# Quintas solar energy fund



## amax (31 Aug 2008)

Dear all,
I am giving serious thought to putting something into the Quintas solar energy fund - [broken link removed]. Has anyone else been looking at this or think its a wise decision?-


----------



## ClubMan (1 Sep 2008)

Why this specific fund? Do you have a well balanced portfolio already that you can afford to invest what looks like such a high risk/reward fund?


----------



## Galway5 (3 Sep 2008)

It seems like a very long term investment - 35 years? Is there a planned, viable exit strategy prior to this? That would be my concern.


----------



## Markjbloggs (3 Sep 2008)

I know it's a long term investment, but you do need to be mindful of the recent cuts in grants for solar power projects in Spain, not to mention the drop in the price of oil.


----------



## agencydude (3 Sep 2008)

Hi
 I heard a bit about this fund.
Quintas say that the spanish government will pay for solar energy at a guaranteed   rate for the next 35 yrs or so. 
There was some law passed called the 'Royal decree 661' which guarantees that the government will buy energy from solar farms.

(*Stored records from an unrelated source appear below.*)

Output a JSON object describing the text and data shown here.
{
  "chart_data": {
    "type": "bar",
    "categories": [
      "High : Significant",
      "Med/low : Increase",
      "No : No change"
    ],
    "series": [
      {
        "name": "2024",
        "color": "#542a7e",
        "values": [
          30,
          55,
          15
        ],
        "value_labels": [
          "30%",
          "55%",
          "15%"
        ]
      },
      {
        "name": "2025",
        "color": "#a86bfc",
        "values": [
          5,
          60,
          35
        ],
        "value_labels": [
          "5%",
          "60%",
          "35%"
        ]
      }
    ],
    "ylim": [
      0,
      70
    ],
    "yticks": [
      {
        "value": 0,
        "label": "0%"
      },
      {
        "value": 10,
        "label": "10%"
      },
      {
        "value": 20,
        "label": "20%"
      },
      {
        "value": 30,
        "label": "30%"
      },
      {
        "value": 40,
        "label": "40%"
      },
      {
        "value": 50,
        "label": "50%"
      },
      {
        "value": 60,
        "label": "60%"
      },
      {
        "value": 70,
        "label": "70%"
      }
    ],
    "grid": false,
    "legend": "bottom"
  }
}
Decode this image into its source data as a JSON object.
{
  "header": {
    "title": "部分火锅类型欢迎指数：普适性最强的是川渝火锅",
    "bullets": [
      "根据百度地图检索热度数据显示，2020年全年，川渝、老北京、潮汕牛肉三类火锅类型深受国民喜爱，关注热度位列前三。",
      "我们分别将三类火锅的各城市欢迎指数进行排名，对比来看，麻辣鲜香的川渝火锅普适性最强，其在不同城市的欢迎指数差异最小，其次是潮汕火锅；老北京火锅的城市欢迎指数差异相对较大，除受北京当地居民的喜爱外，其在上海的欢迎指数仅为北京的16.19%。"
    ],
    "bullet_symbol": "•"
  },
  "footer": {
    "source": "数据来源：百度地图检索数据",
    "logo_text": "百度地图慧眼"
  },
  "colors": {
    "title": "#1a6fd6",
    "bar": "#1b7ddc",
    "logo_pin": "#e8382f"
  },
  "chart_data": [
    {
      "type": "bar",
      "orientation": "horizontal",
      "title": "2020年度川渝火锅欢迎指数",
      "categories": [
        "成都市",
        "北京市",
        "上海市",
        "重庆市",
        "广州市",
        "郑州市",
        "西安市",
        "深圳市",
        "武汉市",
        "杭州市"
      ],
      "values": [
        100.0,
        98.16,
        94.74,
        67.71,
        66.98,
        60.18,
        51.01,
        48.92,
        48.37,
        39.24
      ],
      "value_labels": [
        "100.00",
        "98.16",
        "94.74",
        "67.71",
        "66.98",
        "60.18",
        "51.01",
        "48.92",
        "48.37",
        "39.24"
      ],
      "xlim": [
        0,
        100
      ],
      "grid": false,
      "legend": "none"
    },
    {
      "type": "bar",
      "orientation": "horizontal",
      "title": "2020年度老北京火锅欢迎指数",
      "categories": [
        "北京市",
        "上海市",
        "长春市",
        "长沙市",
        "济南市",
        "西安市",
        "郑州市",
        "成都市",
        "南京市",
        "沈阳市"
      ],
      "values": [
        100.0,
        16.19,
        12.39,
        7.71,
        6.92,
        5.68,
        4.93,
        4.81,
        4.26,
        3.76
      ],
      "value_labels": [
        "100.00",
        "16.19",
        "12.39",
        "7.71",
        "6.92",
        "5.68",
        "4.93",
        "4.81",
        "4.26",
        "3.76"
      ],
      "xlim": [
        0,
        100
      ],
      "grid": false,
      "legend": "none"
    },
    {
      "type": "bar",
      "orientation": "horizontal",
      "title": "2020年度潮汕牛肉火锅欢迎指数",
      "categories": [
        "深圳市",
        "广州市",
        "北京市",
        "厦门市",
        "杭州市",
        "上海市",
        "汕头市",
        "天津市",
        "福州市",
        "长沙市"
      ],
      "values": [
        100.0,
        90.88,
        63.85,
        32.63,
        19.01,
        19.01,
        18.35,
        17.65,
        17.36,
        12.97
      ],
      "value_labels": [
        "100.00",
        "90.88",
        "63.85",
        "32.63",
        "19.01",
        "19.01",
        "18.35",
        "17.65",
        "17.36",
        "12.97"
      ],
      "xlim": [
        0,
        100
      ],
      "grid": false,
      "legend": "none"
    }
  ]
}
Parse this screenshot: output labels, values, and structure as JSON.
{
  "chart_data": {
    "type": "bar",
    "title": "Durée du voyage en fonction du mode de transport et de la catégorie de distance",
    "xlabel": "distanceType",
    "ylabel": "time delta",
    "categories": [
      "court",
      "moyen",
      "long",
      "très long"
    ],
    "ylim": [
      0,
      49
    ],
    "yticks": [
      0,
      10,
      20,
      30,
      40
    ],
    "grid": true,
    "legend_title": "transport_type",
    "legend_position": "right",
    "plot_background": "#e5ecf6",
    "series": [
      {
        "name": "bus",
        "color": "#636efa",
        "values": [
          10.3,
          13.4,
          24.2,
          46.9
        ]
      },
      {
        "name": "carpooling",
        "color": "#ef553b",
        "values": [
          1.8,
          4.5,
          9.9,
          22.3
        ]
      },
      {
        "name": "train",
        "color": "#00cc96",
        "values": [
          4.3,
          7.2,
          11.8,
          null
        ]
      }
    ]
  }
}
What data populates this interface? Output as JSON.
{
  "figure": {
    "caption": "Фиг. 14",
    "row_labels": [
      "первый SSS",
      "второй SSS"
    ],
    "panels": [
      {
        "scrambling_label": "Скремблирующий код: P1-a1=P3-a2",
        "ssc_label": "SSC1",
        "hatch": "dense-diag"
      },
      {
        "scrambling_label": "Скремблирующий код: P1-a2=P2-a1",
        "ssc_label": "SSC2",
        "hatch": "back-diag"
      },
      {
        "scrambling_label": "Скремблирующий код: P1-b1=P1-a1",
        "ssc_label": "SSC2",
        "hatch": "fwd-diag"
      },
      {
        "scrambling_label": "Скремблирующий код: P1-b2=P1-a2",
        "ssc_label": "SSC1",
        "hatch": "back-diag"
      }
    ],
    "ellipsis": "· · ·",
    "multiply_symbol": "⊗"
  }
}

 They say their solar farm is already connected to the grid.

Its hard to identify what they risks are. Maybe climate change will affect the amount of sunshine in spain.

I suppose the length of the investment -35 yrs is an issue.
You also have to wait 12-13 yrs before you get back any return.

I'd be curious to know how it compares with other energy investment schemes.


----------



## ClubMan (3 Sep 2008)

agencydude said:


> Its hard to identify what they risks are.


Does the prospectus not outline these? Is the investment and any documentation related to it regulated in some way?


----------